She will not cut them off from their own. “We call tomorrow,” she says. But tomorrow comes and goes without a call. Shame blocks them, guilty memories. She can’t bear those words again, those accusations cutting her to the quick. She has no answer but this deliberate theft, this criminal leap ahead, this shortcut across one thousand years.
The baby’s coming. “The baby’s coming” : This is her Joseph’s universal cure, his answer to all things.
The child has taken ownership of the mystery, this new life from nowhere. He wants Delia to eat more, to make the baby come faster. He wants to know what day the baby will arrive, and when this day will become that one.
Three weeks go by, with no contact from Philadelphia. Then a month. The same fire-forged pride that allowed her father to survive this country now turns to the task of surviving her. She can’t bear it, not with the new baby on the way. Something horrible is happening, fueled by love, something she can’t put right in herself, in her father, a fear as wild as the fear of losing oneself, going under.
She crumples and gives in. She writes a letter to her mother. It’s the child’s first trick, playing on her weaker parent. The letter smacks of cowardice. She types it without a return address, so her daddy won’t throw it out unopened. She mails it from New Jersey, laundering the postmark.
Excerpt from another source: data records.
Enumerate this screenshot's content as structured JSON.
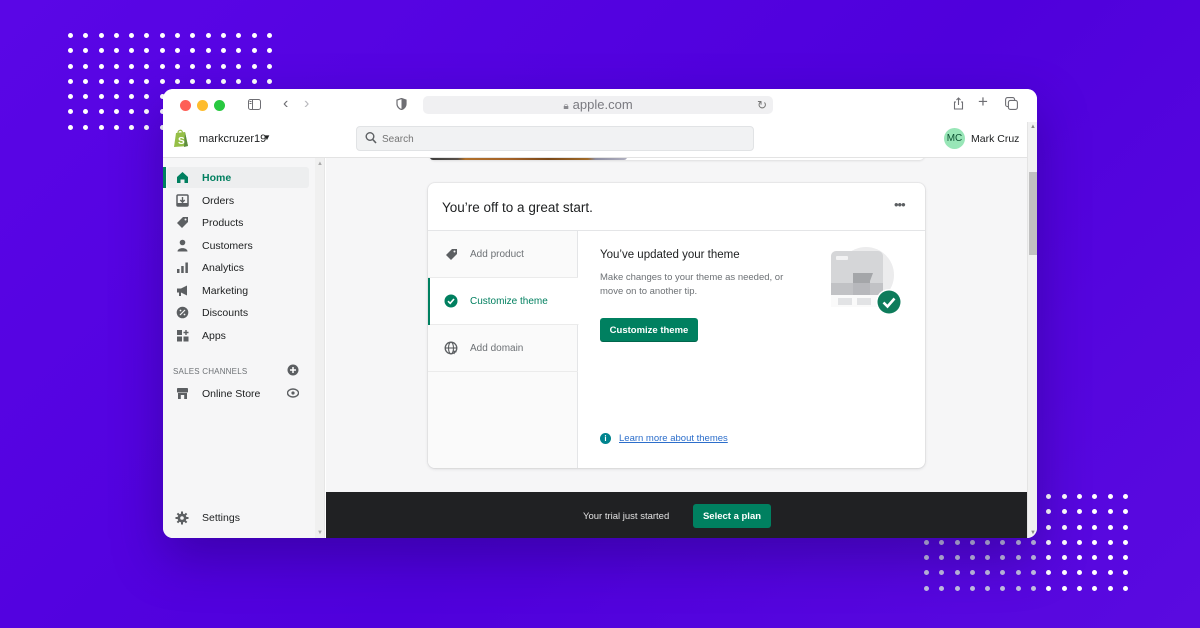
{
  "browser": {
    "url": "apple.com",
    "icons": [
      "sidebar-toggle-icon",
      "back-icon",
      "forward-icon",
      "shield-icon",
      "lock-icon",
      "reload-icon",
      "share-icon",
      "new-tab-icon",
      "tabs-overview-icon"
    ]
  },
  "topbar": {
    "store_name": "markcruzer19",
    "search_placeholder": "Search",
    "user_initials": "MC",
    "user_name": "Mark Cruz"
  },
  "sidebar": {
    "items": [
      {
        "label": "Home",
        "icon": "home-icon",
        "active": true
      },
      {
        "label": "Orders",
        "icon": "orders-icon"
      },
      {
        "label": "Products",
        "icon": "tag-icon"
      },
      {
        "label": "Customers",
        "icon": "person-icon"
      },
      {
        "label": "Analytics",
        "icon": "bar-chart-icon"
      },
      {
        "label": "Marketing",
        "icon": "megaphone-icon"
      },
      {
        "label": "Discounts",
        "icon": "discount-icon"
      },
      {
        "label": "Apps",
        "icon": "apps-icon"
      }
    ],
    "sales_channels_label": "SALES CHANNELS",
    "channels": [
      {
        "label": "Online Store",
        "icon": "store-icon"
      }
    ],
    "settings_label": "Settings"
  },
  "card": {
    "title": "You’re off to a great start.",
    "more_label": "•••",
    "tabs": [
      {
        "label": "Add product",
        "icon": "tag-icon"
      },
      {
        "label": "Customize theme",
        "icon": "check-circle-icon",
        "active": true
      },
      {
        "label": "Add domain",
        "icon": "globe-icon"
      }
    ],
    "panel": {
      "title": "You’ve updated your theme",
      "description": "Make changes to your theme as needed, or move on to another tip.",
      "button_label": "Customize theme",
      "learn_more": "Learn more about themes"
    }
  },
  "trial": {
    "text": "Your trial just started",
    "button_label": "Select a plan"
  },
  "colors": {
    "brand_green": "#008060",
    "background_purple": "#5500e0",
    "trial_bar": "#202123",
    "link_blue": "#2c6ecb"
  }
}
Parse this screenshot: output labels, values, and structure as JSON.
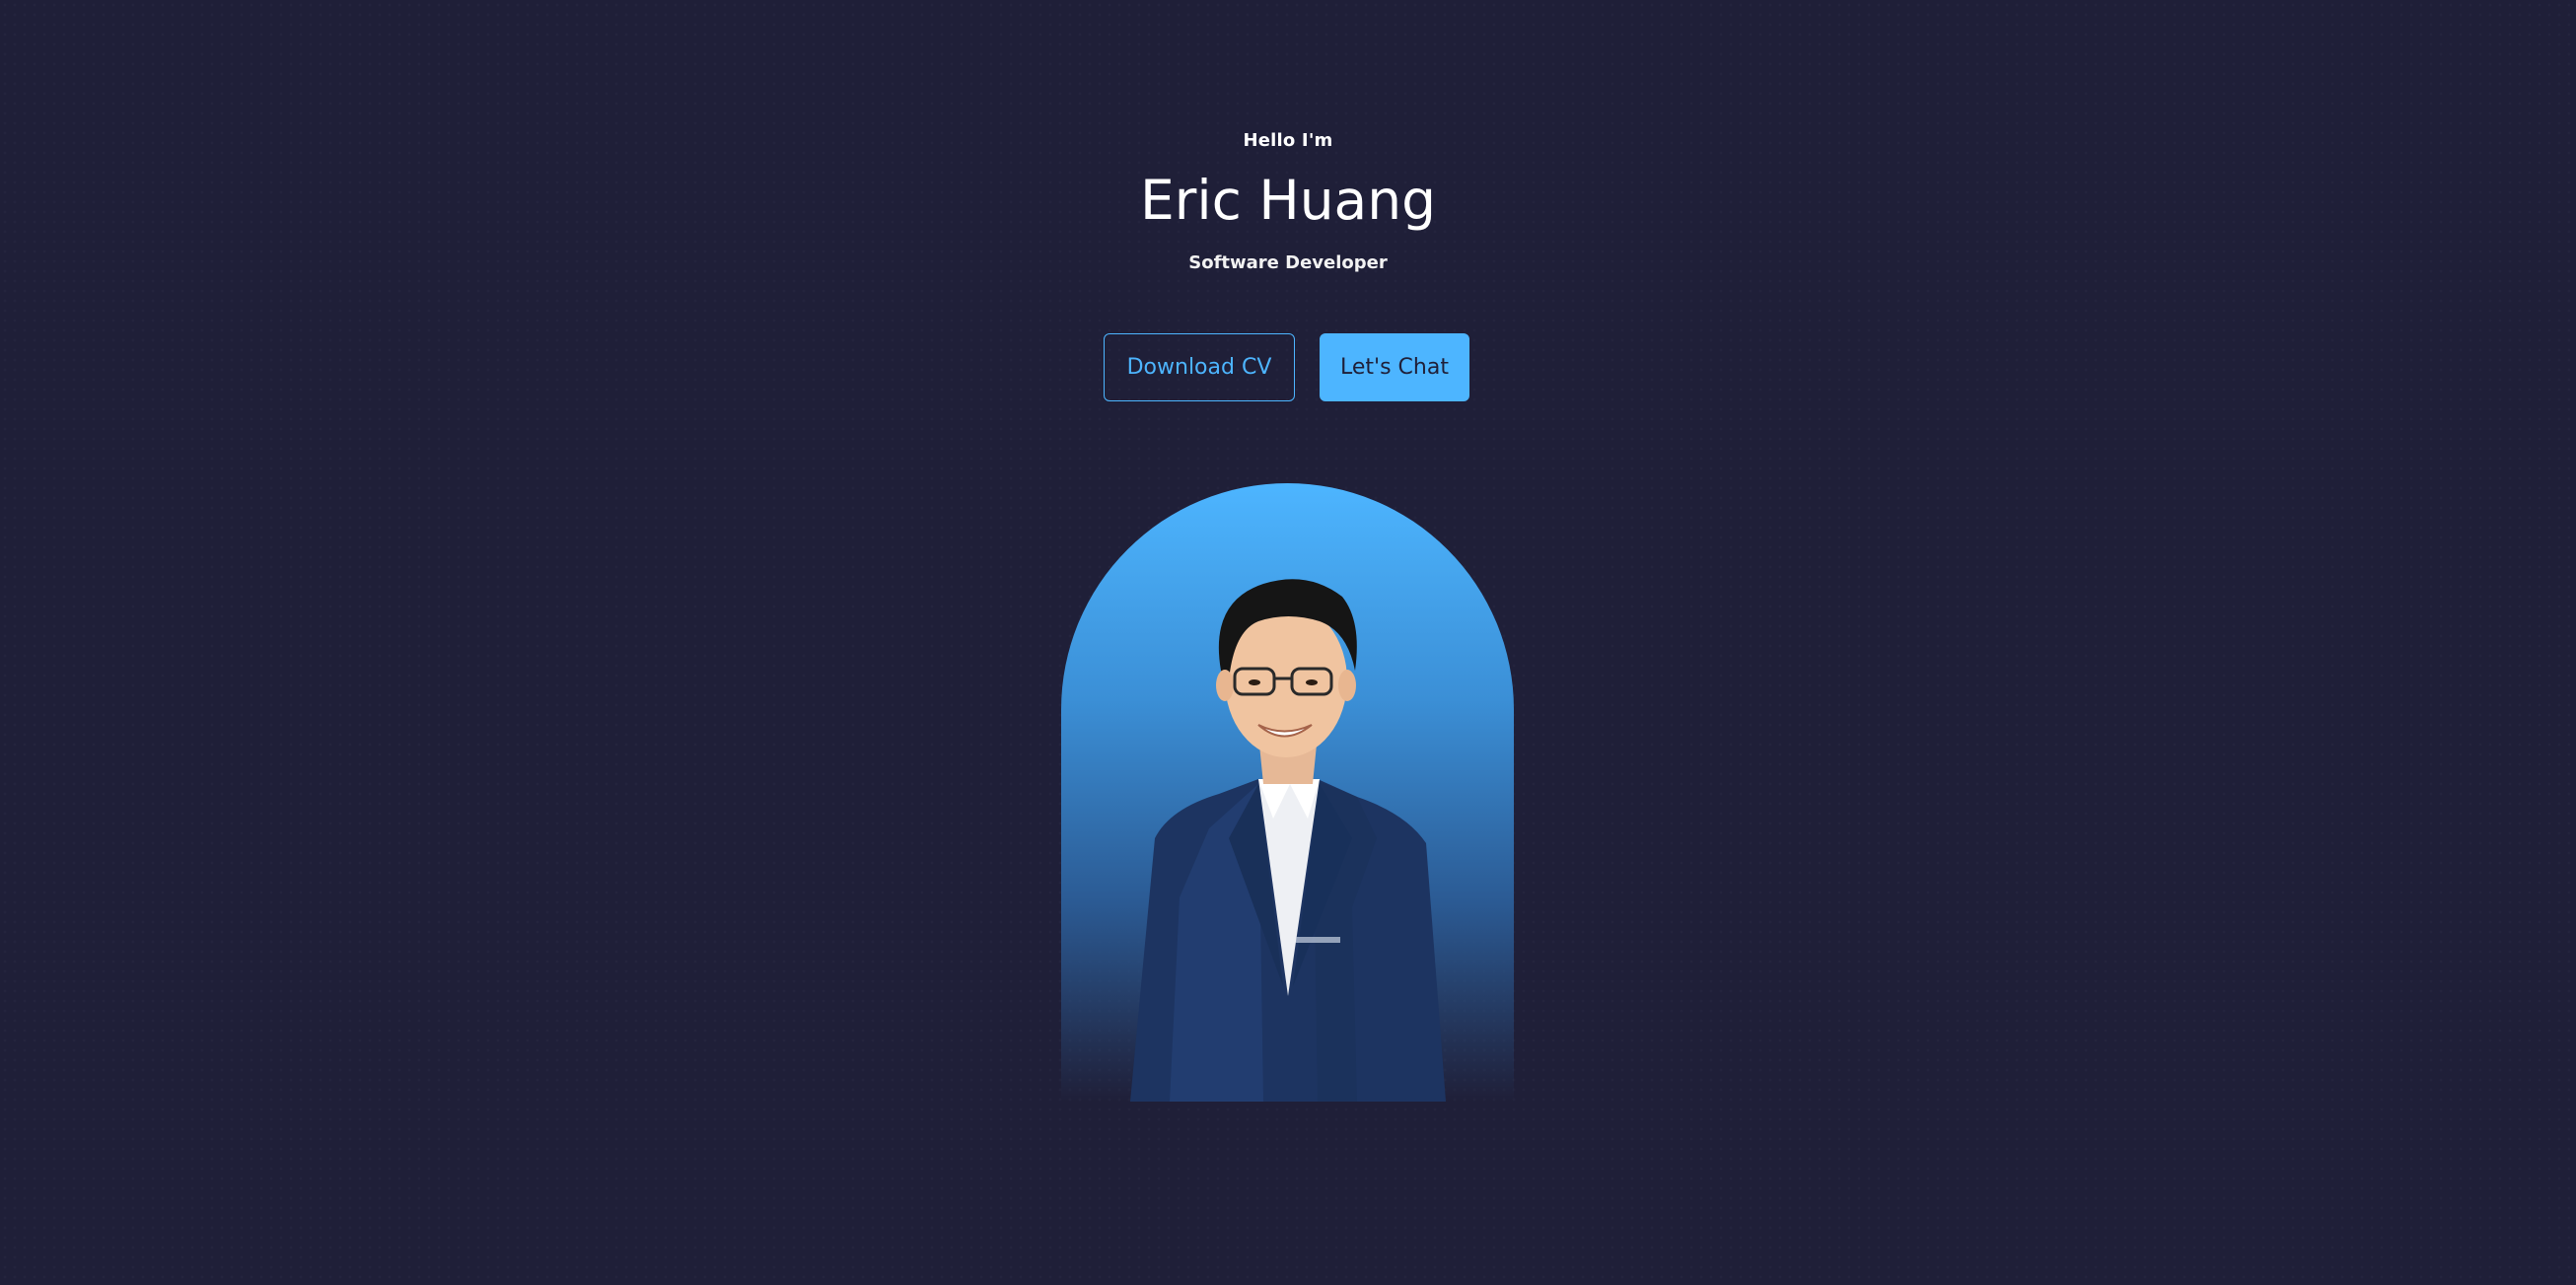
{
  "hero": {
    "greeting": "Hello I'm",
    "name": "Eric Huang",
    "role": "Software Developer"
  },
  "cta": {
    "download_label": "Download CV",
    "chat_label": "Let's Chat"
  },
  "portrait": {
    "alt": "Portrait of Eric Huang"
  },
  "colors": {
    "background": "#1f1f38",
    "accent": "#4db5ff"
  }
}
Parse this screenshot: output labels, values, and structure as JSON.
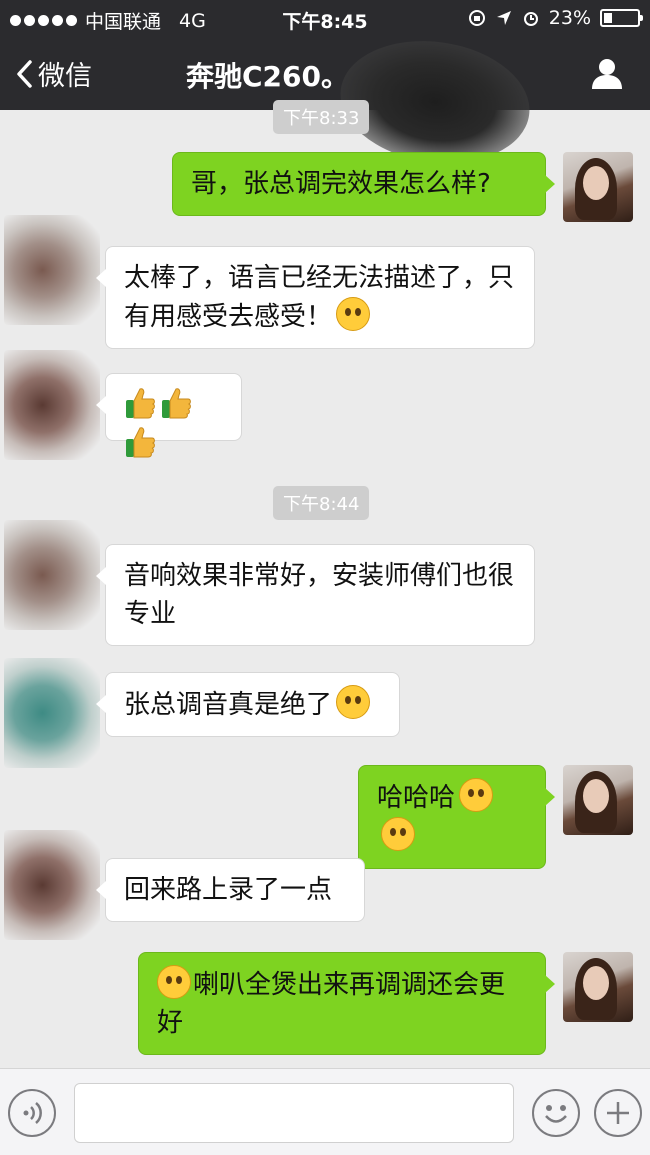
{
  "status_bar": {
    "carrier": "中国联通",
    "network": "4G",
    "time": "下午8:45",
    "battery": "23%"
  },
  "nav": {
    "back_label": "微信",
    "title": "奔驰C260。",
    "back_icon": "chevron-left-icon",
    "profile_icon": "person-icon"
  },
  "chat": {
    "top_time": "下午8:33",
    "mid_time": "下午8:44",
    "messages": [
      {
        "side": "out",
        "text": "哥，张总调完效果怎么样?"
      },
      {
        "side": "in",
        "text": "太棒了，语言已经无法描述了，只有用感受去感受！"
      },
      {
        "side": "in",
        "text": ""
      },
      {
        "side": "in",
        "text": "音响效果非常好，安装师傅们也很专业"
      },
      {
        "side": "in",
        "text": "张总调音真是绝了"
      },
      {
        "side": "out",
        "text": "哈哈哈"
      },
      {
        "side": "in",
        "text": "回来路上录了一点"
      },
      {
        "side": "out",
        "text": "喇叭全煲出来再调调还会更好"
      }
    ]
  },
  "input_bar": {
    "voice_icon": "voice-icon",
    "emoji_icon": "smiley-icon",
    "plus_icon": "plus-icon",
    "placeholder": ""
  },
  "colors": {
    "nav_bg": "#2b2b2e",
    "chat_bg": "#ebebeb",
    "out_bubble": "#7ed321",
    "in_bubble": "#ffffff"
  }
}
She lies from the very first sentence: says she doesn’t know what happened, doesn’t understand. She tells her mama she needs to talk, to work out a way to patch things up. “Anywhere. I’ll come to Philadelphia. It doesn’t have to be the house. Anyplace we can talk.”
She gets a note back. It’s little more than an address—Haggern’s, a sandwich shop on the edge of the old neighborhood, a short-order grill where her mother used to take her when they went shopping—along with a date and time. “You’re right. The house is not a good idea just now.”
The sentence destroys Delia. She’s a wreck until she steps on the train to Philly. She’s showing now, huge with her new one. She needs to get right with her folks before she delivers. Though she’s not due for weeks, this heaviness feels like she could give birth any second. She takes the boys with her on the train—too long to leave them with Mrs. Washington. Her mother will want to see them. They’ll make the meeting easier.
She’s sitting at Haggern’s a quarter hour before she needs to be. It surprises her when her mother walks in with the twins. They’ve just been shopping. It presses on Delia’s chest harder than she can understand.
Her mother looks furtive, conspiratorial. But the thrill of seeing her grandsons smoothes out her crumpled face.
Lucille and Lorene: Can it have been that long? Just months, but there’s something new to them, suddenly adult, an earnest show of long skirts and pleated blouses, a new weight in their step. “How’d you girls get grown up so fast? Turn around. Turn round; let me look at you! Where’d you find those shapes overnight?”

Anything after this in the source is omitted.